As part of the study, published in Personality and Individual Differences, a pair of psychologists at the University of Waterloo in Canada subjected more than 90 undergraduate students to a battery of tests designed to measure their working memory and inhibition control, two areas of executive function. They also gave the students several questionnaires designed to measure their emotional reactivity and mood over the previous week.

They found that some people who were in slightly bad moods performed significantly better on the working memory and inhibition tasks, but the benefit depended on how the person experienced emotion. Specifically, being in a bit of a bad mood seemed to boost the performance of participants with high emotional reactivity, meaning that they’re sensitive, have intense reactions to situations, and hold on to their feelings for a long time. People with low emotional reactivity performed worse on the tasks when in a bad mood, though.

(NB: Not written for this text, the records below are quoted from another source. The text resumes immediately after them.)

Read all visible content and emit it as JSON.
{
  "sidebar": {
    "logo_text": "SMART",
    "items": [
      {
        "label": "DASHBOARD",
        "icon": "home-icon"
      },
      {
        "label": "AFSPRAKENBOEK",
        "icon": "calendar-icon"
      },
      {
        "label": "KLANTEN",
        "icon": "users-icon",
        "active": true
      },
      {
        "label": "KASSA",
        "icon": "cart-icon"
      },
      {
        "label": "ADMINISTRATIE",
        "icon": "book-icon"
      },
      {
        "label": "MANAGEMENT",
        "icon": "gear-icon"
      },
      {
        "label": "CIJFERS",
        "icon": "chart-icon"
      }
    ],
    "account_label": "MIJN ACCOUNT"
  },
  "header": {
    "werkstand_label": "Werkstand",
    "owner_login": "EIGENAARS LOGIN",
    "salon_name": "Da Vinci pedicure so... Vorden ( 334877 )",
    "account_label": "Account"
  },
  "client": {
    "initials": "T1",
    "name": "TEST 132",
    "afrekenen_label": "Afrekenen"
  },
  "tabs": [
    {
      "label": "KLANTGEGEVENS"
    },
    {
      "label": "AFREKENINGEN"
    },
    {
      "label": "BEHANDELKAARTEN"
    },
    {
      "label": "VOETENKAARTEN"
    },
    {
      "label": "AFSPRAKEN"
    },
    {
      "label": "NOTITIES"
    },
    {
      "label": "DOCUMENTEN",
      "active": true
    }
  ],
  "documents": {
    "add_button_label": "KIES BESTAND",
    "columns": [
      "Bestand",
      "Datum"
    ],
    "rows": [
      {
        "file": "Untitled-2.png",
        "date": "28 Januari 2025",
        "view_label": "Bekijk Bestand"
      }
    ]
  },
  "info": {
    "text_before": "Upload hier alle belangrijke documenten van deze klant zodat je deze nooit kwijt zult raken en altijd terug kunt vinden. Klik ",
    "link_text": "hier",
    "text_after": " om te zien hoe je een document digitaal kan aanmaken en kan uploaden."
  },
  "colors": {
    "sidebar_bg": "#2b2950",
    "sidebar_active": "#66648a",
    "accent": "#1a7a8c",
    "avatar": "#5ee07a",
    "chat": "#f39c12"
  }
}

“Our results show that there are some people for whom a bad mood may actually hone the kind of thinking skills that are important for everyday life,” one of the study’s co-authors, psychology professor Tara McAuley, said in a press statement. Why people with bigger emotional responses experience this boost but people with less-intense emotions don’t is an open question. One hypothesis is that people who have high emotional reactivity are already used to experiencing intense emotions, so they aren’t as fazed by their bad moods. However, more research is necessary to tease out those factors.